A: What the IJIO is (Singapore context), who it is for, and a practical preparation plan for parents and students.
TL;DR
In Singapore, “IJIO” commonly refers to SIMCC’s International Junior Informatics Olympiad, which is open to Primary 1–6 students and emphasises computational thinking and block programming.
Dates, registration steps and the grade-level syllabus are maintained on the official IJIO page — treat third-party summaries as secondary.
Use IJIO as a low-stakes on-ramp: loops, conditionals, variables and problem decomposition transfer well to later text-based coding (and eventually contests like NOI).
Status: SIMCC IJIO page checked 2026-01-26 — eligibility listed as Primary 1–6 and the contest emphasises computational thinking + block programming.
If your family is planning a longer “computing runway” into secondary school, pair IJIO-style logic practice with strong Maths fundamentals (algebra, sequences, graphs) from our IP Maths hub.
Registration quick answer (Singapore): Use the official IJIO page for the current-year registration window, format and syllabus updates: https://simcc.org/ijio/
1 What IJIO is (Singapore context)
- Organiser: Singapore International Math Contests Centre (SIMCC).
- Who it’s for: Primary 1–6 (see the official eligibility).
- What it trains: computational thinking and block programming, with an explicit goal of building foundations that can later transition to text-based coding.
2 What students practise (by grade band)
The official IJIO page publishes a grade-banded syllabus. At a high level:
- Primary 1–2: algorithms / step-by-step instructions, variables and basic conditionals.
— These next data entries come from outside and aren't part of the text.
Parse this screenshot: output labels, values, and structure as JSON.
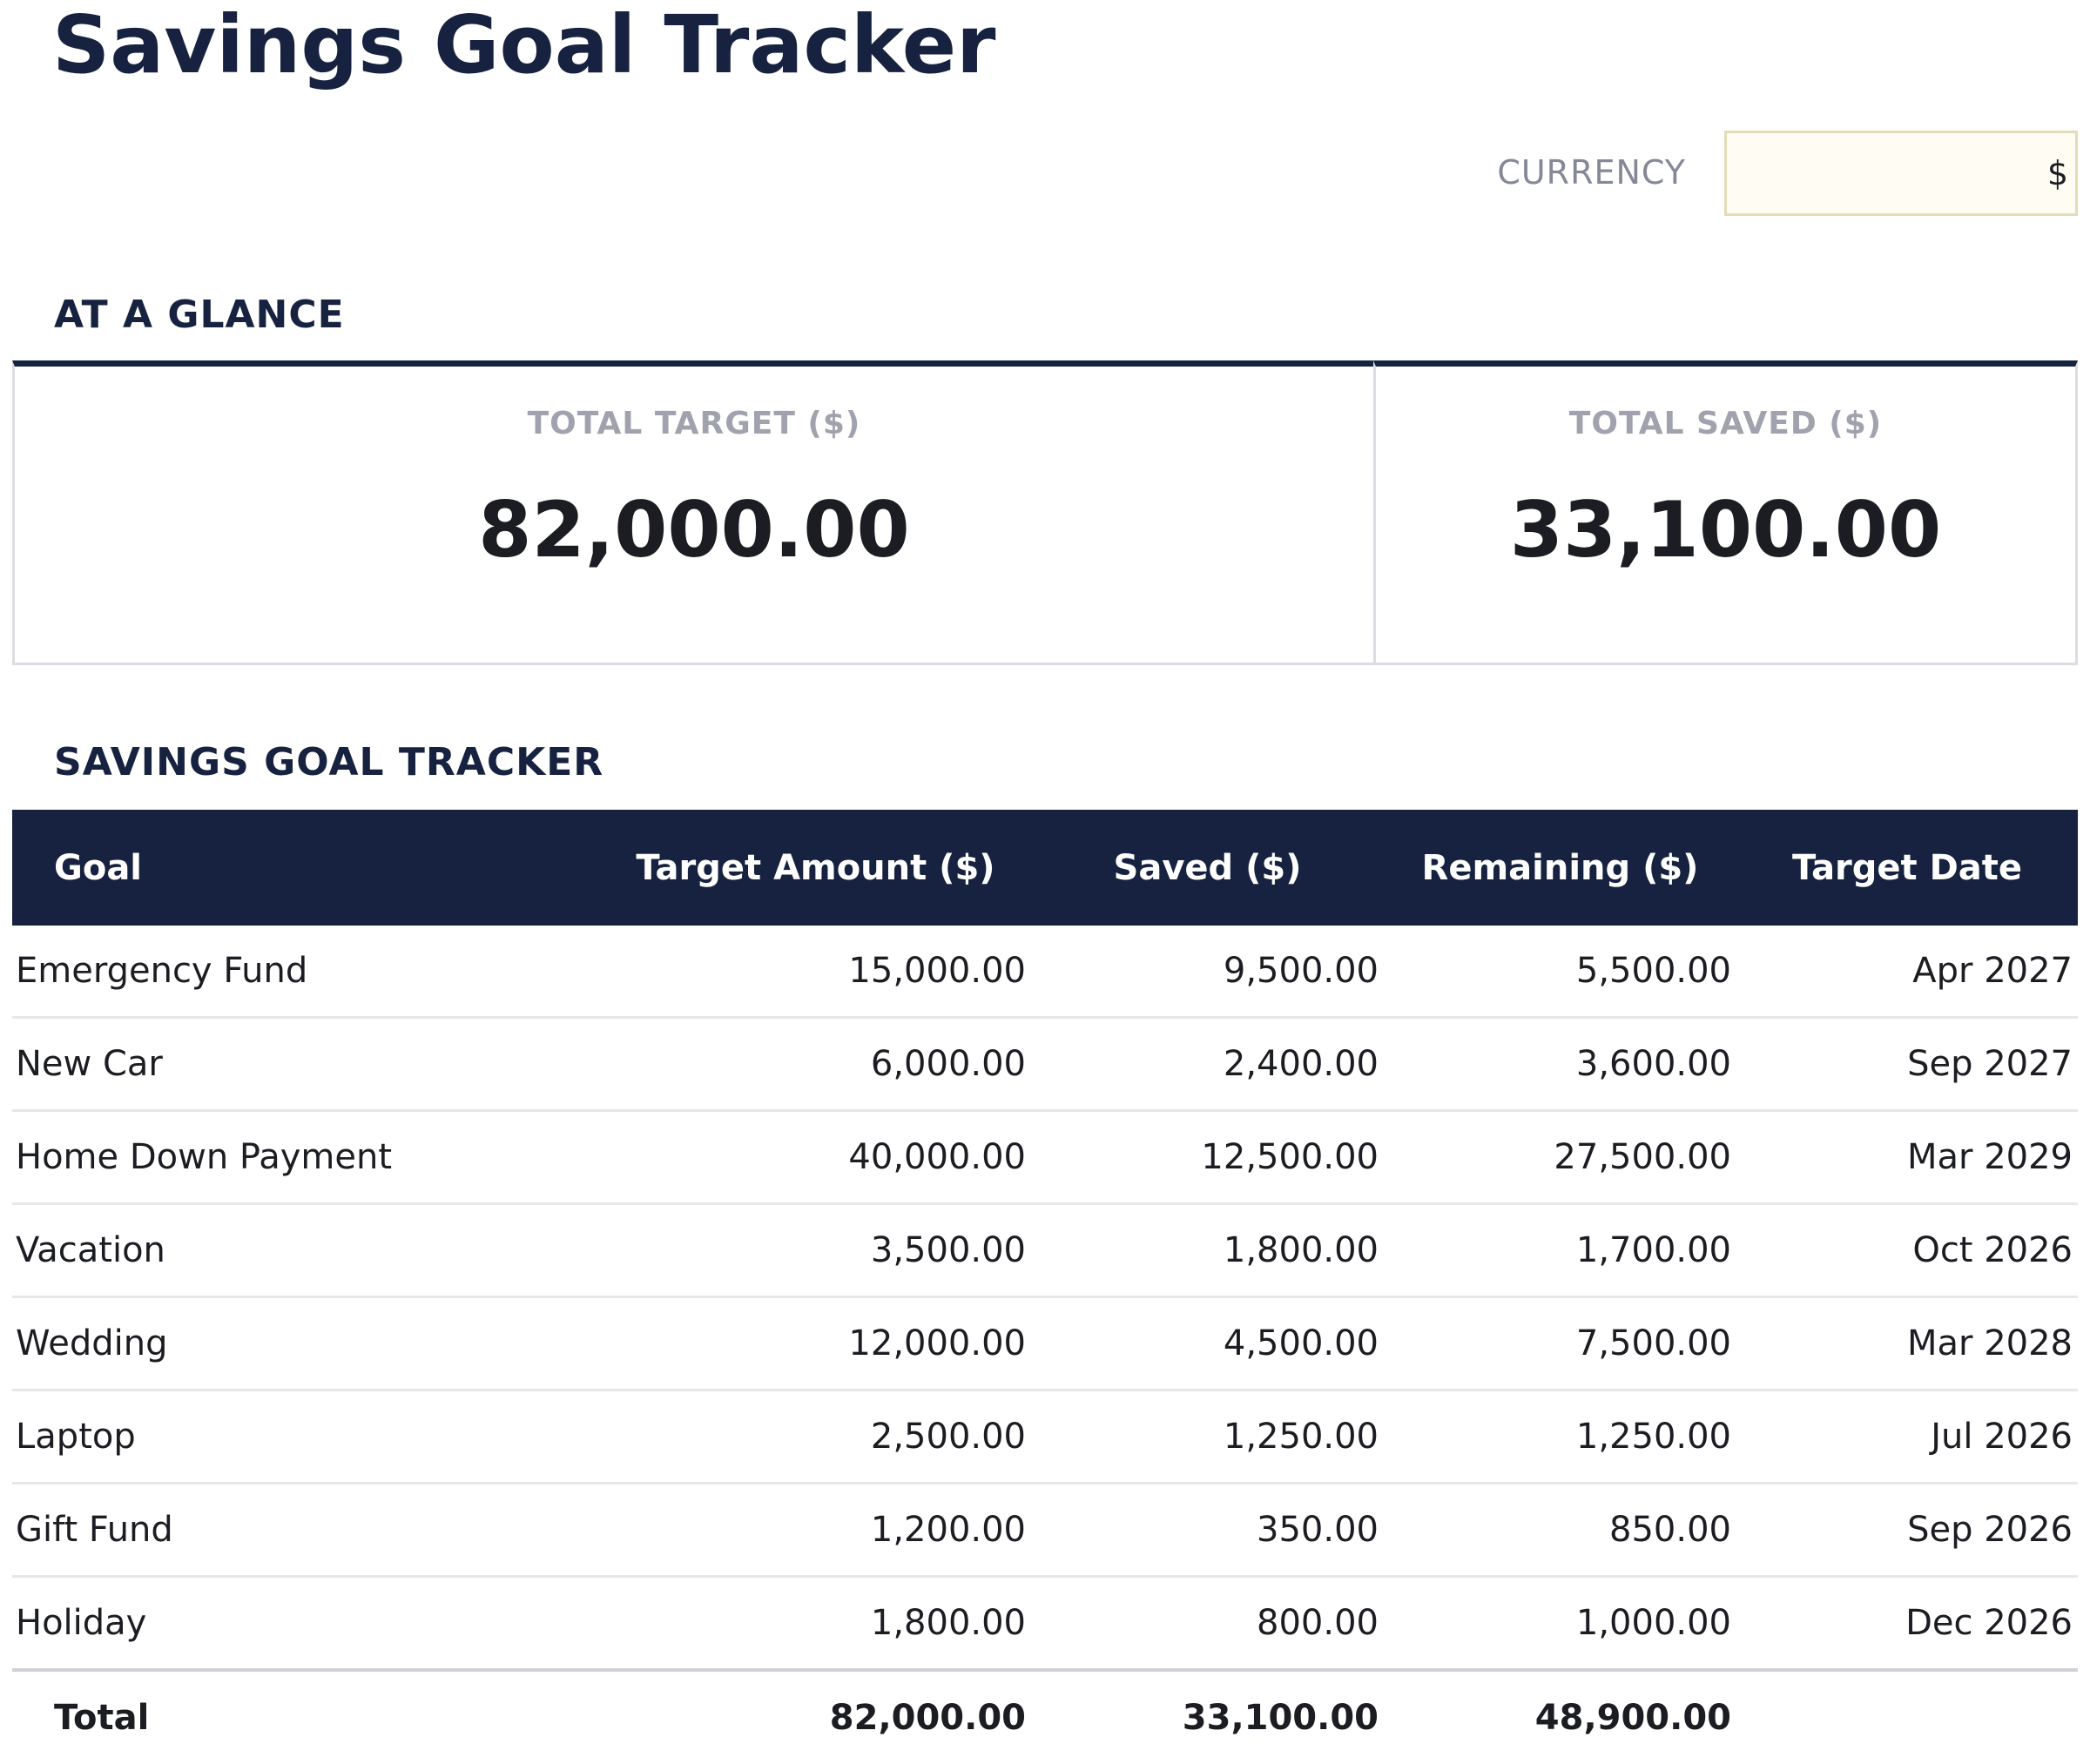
{
  "title": "Savings Goal Tracker",
  "currency": {
    "label": "CURRENCY",
    "value": "$"
  },
  "at_a_glance": {
    "heading": "AT A GLANCE",
    "cards": [
      {
        "label": "TOTAL TARGET ($)",
        "value": "82,000.00"
      },
      {
        "label": "TOTAL SAVED ($)",
        "value": "33,100.00"
      }
    ]
  },
  "tracker": {
    "heading": "SAVINGS GOAL TRACKER",
    "columns": [
      "Goal",
      "Target Amount ($)",
      "Saved ($)",
      "Remaining ($)",
      "Target Date"
    ],
    "rows": [
      {
        "goal": "Emergency Fund",
        "target": "15,000.00",
        "saved": "9,500.00",
        "remaining": "5,500.00",
        "date": "Apr 2027"
      },
      {
        "goal": "New Car",
        "target": "6,000.00",
        "saved": "2,400.00",
        "remaining": "3,600.00",
        "date": "Sep 2027"
      },
      {
        "goal": "Home Down Payment",
        "target": "40,000.00",
        "saved": "12,500.00",
        "remaining": "27,500.00",
        "date": "Mar 2029"
      },
      {
        "goal": "Vacation",
        "target": "3,500.00",
        "saved": "1,800.00",
        "remaining": "1,700.00",
        "date": "Oct 2026"
      },
      {
        "goal": "Wedding",
        "target": "12,000.00",
        "saved": "4,500.00",
        "remaining": "7,500.00",
        "date": "Mar 2028"
      },
      {
        "goal": "Laptop",
        "target": "2,500.00",
        "saved": "1,250.00",
        "remaining": "1,250.00",
        "date": "Jul 2026"
      },
      {
        "goal": "Gift Fund",
        "target": "1,200.00",
        "saved": "350.00",
        "remaining": "850.00",
        "date": "Sep 2026"
      },
      {
        "goal": "Holiday",
        "target": "1,800.00",
        "saved": "800.00",
        "remaining": "1,000.00",
        "date": "Dec 2026"
      }
    ],
    "total": {
      "label": "Total",
      "target": "82,000.00",
      "saved": "33,100.00",
      "remaining": "48,900.00",
      "date": ""
    }
  },
  "colors": {
    "navy": "#16223f",
    "text": "#1c1d22",
    "muted": "#858896",
    "card_label": "#a0a3ae",
    "input_bg": "#fffdf3",
    "input_border": "#e3dcb8",
    "row_divider": "#e6e7ea"
  }
}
- Primary 3–4: iteration (loops), coordinate grids, booleans and structured problem-solving.
- Primary 5–6: data representation themes (e.g., binary), arrays and more complex logic.
Treat these as themes, not a complete checklist — follow the official syllabus for the year your child is entering.
3 A simple 4-week prep plan (no burnout)
- Week 1 (setup + habits): 15–20 min/day of block-coding puzzles; practise writing a clear “plan” before coding.